The tax-levy cap for the Hewlett-Woodmere School District is estimated to be 2.1 percent for the 2014-15, according to district administrators, who also said that spending could increase by about $2 million from the $97.1 budget.
Possible spending increases include a 13.6 percent jump in building maintenance, which was discussed during a preliminary budget session on Feb. 26.
The maintenance cost estimates for the upcoming school year are generated through a carry-over of specific building projects, which includes expenses from security at the high school and education center, to the facilities and operations of these buildings, said Dr. Peter Weber, the assistant superintendent of business. “Certain work, as in the piping and pumps, were not properly connected in the buildings,” Weber said. “A lot of work wasn’t finished.”
Hewlett-Woodmere has seven capital project on the table: four projects under review that were funded from 2012-2013 and three under review from this school year, said Barbara Giese, district spokeswoman. “We are still in budget review for next year, but there will be additional projects up for consideration,” Giese said. “Nothing can be funded from 2014-2015 yet as it must be voter approved.”
The levy cap is determined and set by the school district.
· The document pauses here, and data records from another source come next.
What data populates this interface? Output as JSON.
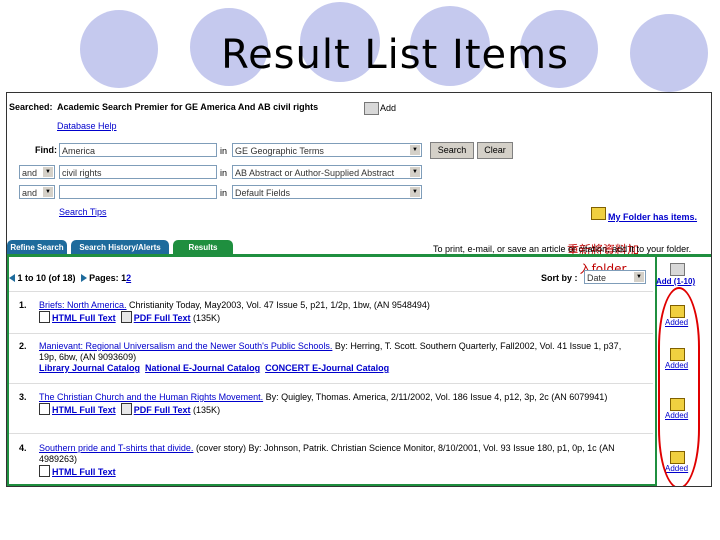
{
  "slide": {
    "title": "Result List Items",
    "note_line1": "重新將資料加",
    "note_line2": "入folder"
  },
  "search": {
    "searched_label": "Searched:",
    "searched_text": "Academic Search Premier for GE America And AB civil rights",
    "add_label": "Add",
    "database_help": "Database Help",
    "find_label": "Find:",
    "rows": [
      {
        "bool": "",
        "term": "America",
        "in": "in",
        "field": "GE Geographic Terms"
      },
      {
        "bool": "and",
        "term": "civil rights",
        "in": "in",
        "field": "AB Abstract or Author-Supplied Abstract"
      },
      {
        "bool": "and",
        "term": "",
        "in": "in",
        "field": "Default Fields"
      }
    ],
    "search_button": "Search",
    "clear_button": "Clear",
    "search_tips": "Search Tips",
    "folder_link": "My Folder has items."
  },
  "tabs": [
    "Refine Search",
    "Search History/Alerts",
    "Results"
  ],
  "results_bar": {
    "instruction": "To print, e-mail, or save an article or citation, add it to your folder.",
    "range": "1 to 10",
    "of": "(of 18)",
    "pages_label": "Pages:",
    "page_current": "1",
    "page_link": "2",
    "sort_label": "Sort by :",
    "sort_value": "Date",
    "add_range": "Add (1-10)"
  },
  "results": [
    {
      "num": "1.",
      "title": "Briefs: North America.",
      "citation": " Christianity Today, May2003, Vol. 47 Issue 5, p21, 1/2p, 1bw, (AN 9548494)",
      "links": [
        "HTML Full Text",
        "PDF Full Text"
      ],
      "size": "(135K)",
      "status": "Added"
    },
    {
      "num": "2.",
      "title": "Manievant: Regional Universalism and the Newer South's Public Schools.",
      "citation": " By: Herring, T. Scott. Southern Quarterly, Fall2002, Vol. 41 Issue 1, p37, 19p, 6bw, (AN 9093609)",
      "links": [
        "Library Journal Catalog",
        "National E-Journal Catalog",
        "CONCERT E-Journal Catalog"
      ],
      "size": "",
      "status": "Added"
    },
    {
      "num": "3.",
      "title": "The Christian Church and the Human Rights Movement.",
      "citation": " By: Quigley, Thomas. America, 2/11/2002, Vol. 186 Issue 4, p12, 3p, 2c (AN 6079941)",
      "links": [
        "HTML Full Text",
        "PDF Full Text"
      ],
      "size": "(135K)",
      "status": "Added"
    },
    {
      "num": "4.",
      "title": "Southern pride and T-shirts that divide.",
      "citation": " (cover story) By: Johnson, Patrik. Christian Science Monitor, 8/10/2001, Vol. 93 Issue 180, p1, 0p, 1c (AN 4989263)",
      "links": [
        "HTML Full Text"
      ],
      "size": "",
      "status": "Added"
    }
  ]
}
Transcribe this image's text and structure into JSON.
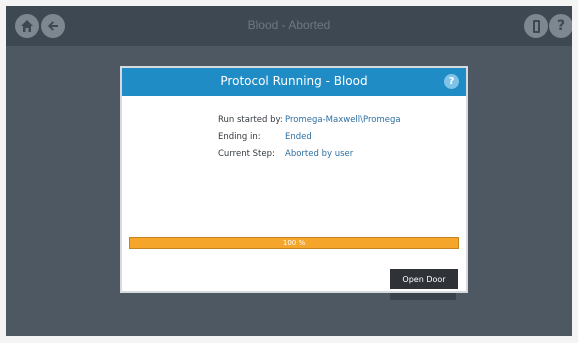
{
  "topbar": {
    "title": "Blood - Aborted",
    "icons": {
      "home": "home-icon",
      "back": "arrow-left-icon",
      "door": "door-icon",
      "help": "help-icon"
    },
    "help_glyph": "?"
  },
  "dialog": {
    "title": "Protocol Running - Blood",
    "help_glyph": "?",
    "info": [
      {
        "label": "Run started by:",
        "value": "Promega-Maxwell\\Promega"
      },
      {
        "label": "Ending in:",
        "value": "Ended"
      },
      {
        "label": "Current Step:",
        "value": "Aborted by user"
      }
    ],
    "progress": {
      "percent": 100,
      "label": "100 %"
    },
    "open_door_label": "Open Door"
  },
  "colors": {
    "header_blue": "#1f8cc6",
    "progress_orange": "#f4a52a",
    "value_blue": "#2d6fa3",
    "background_slate": "#4d5862"
  }
}
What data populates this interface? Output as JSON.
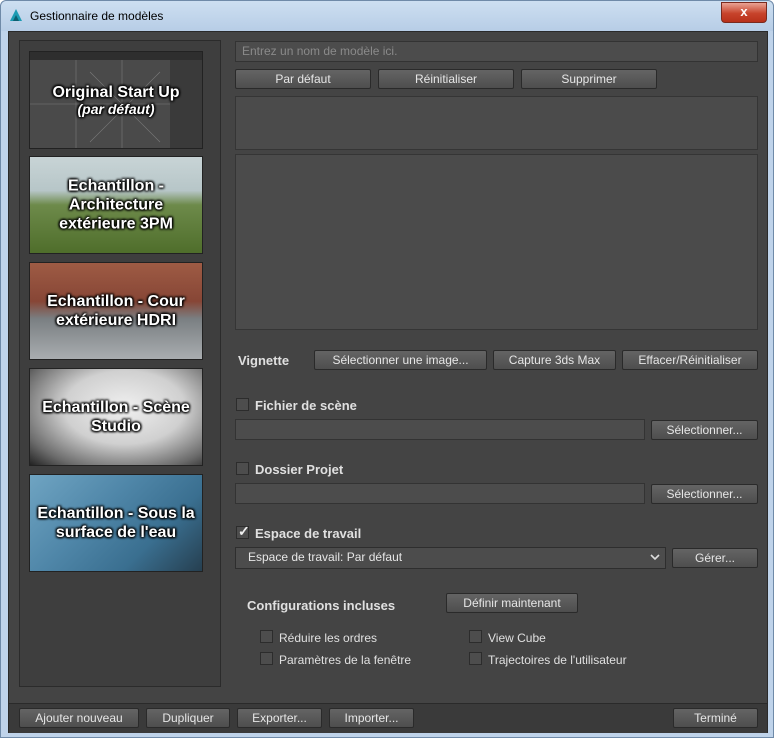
{
  "window": {
    "title": "Gestionnaire de modèles",
    "close_glyph": "x"
  },
  "templates": [
    {
      "name": "Original Start Up",
      "sub": "(par défaut)"
    },
    {
      "name": "Echantillon - Architecture extérieure 3PM"
    },
    {
      "name": "Echantillon - Cour extérieure HDRI"
    },
    {
      "name": "Echantillon - Scène Studio"
    },
    {
      "name": "Echantillon - Sous la surface de l'eau"
    }
  ],
  "name_input": {
    "placeholder": "Entrez un nom de modèle ici."
  },
  "top_buttons": {
    "default": "Par défaut",
    "reset": "Réinitialiser",
    "delete": "Supprimer"
  },
  "thumbnail": {
    "label": "Vignette",
    "select_image": "Sélectionner une image...",
    "capture": "Capture 3ds Max",
    "clear": "Effacer/Réinitialiser"
  },
  "scene_file": {
    "label": "Fichier de scène",
    "checked": false,
    "select": "Sélectionner..."
  },
  "project_folder": {
    "label": "Dossier Projet",
    "checked": false,
    "select": "Sélectionner..."
  },
  "workspace": {
    "label": "Espace de travail",
    "checked": true,
    "value": "Espace de travail: Par défaut",
    "manage": "Gérer..."
  },
  "configs": {
    "label": "Configurations incluses",
    "define_now": "Définir maintenant",
    "items": [
      "Réduire les ordres",
      "View Cube",
      "Paramètres de la fenêtre",
      "Trajectoires de l'utilisateur"
    ]
  },
  "bottom": {
    "add_new": "Ajouter nouveau",
    "duplicate": "Dupliquer",
    "export": "Exporter...",
    "import": "Importer...",
    "done": "Terminé"
  }
}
It is calculated based on formulas created by the Office of the State Comptroller and State Education Department guidelines, said Weber. “The two percent number comes from a portion of the [state] legislation,” Weber said, explaining that tax levy is limited to either two percent or a cost of living adjustment depending on which one is less. “For the coming year that [cost of living] value is 1.46 percent.” If the lower value was applied the district would have to use its reserves to make up for the shortfall in taxes.